Entre os nomes citados estavam Fábio Luís Lula da Silva, o Lulinha. O relator pediu indiciamento do filho do presidente da República por envolvimento no esquema de roubo de aposentadorias e pensões.
Ele foi apontado como uma espécie de lobista que teria ajudado a abrir as portas do Poder Executivo a Antônio Carlos Camilo Antunes, o Careca do INSS.
Também estavam na lista o senador Weverton Rocha (PDT-MA), o ex-ministro da Previdência Carlos Lupi (PDT) e Daniel Vorcaro, ex-dono do Banco Master.

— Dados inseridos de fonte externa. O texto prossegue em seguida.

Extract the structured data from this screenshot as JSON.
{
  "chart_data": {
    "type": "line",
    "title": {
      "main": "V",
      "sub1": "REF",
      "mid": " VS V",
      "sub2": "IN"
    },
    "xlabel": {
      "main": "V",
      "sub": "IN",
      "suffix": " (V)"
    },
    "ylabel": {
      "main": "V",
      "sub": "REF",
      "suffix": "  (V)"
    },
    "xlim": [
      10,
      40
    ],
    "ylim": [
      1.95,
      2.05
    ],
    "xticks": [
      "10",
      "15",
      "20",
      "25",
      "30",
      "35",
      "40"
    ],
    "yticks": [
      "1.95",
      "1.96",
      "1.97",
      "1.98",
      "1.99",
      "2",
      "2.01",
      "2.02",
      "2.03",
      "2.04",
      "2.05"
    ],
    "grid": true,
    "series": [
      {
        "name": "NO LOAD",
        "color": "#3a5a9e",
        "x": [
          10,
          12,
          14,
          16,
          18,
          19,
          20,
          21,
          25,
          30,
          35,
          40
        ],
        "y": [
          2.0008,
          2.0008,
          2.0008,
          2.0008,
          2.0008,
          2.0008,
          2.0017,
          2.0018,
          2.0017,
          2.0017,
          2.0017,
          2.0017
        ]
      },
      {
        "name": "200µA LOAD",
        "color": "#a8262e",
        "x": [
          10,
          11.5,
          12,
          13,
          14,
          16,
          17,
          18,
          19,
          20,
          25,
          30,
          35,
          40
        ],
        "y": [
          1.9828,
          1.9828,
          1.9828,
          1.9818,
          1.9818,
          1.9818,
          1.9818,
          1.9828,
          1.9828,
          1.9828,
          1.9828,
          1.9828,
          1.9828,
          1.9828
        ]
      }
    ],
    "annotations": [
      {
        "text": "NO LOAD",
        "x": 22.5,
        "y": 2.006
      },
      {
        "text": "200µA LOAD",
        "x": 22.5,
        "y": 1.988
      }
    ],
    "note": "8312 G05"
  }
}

Apesar de a oposição ocupar cargos-chave na comissão, a base governista conseguiu maioria e derrubou o texto por 19 votos a 12. Com o encerramento da sessão sem análise de uma versão alternativa, a CPI foi concluída sem um relatório aprovado.
Paralelamente, o relatório apontou a existência de uma rede de 41 empresas que teriam sido usadas para movimentar recursos de origem ilícita, com volume estimado em até R$ 39 bilhões entre 2018 e 2025.
Segundo o documento, “a quase totalidade” dessas empresas apresentava características de fachada, com movimentações financeiras rápidas e sem atividade econômica clara.
Mesmo com o material reunido, a rejeição do parecer impede que as recomendações de indiciamento sejam automaticamente encaminhadas à Procuradoria-Geral da República, responsável por avaliar eventuais denúncias.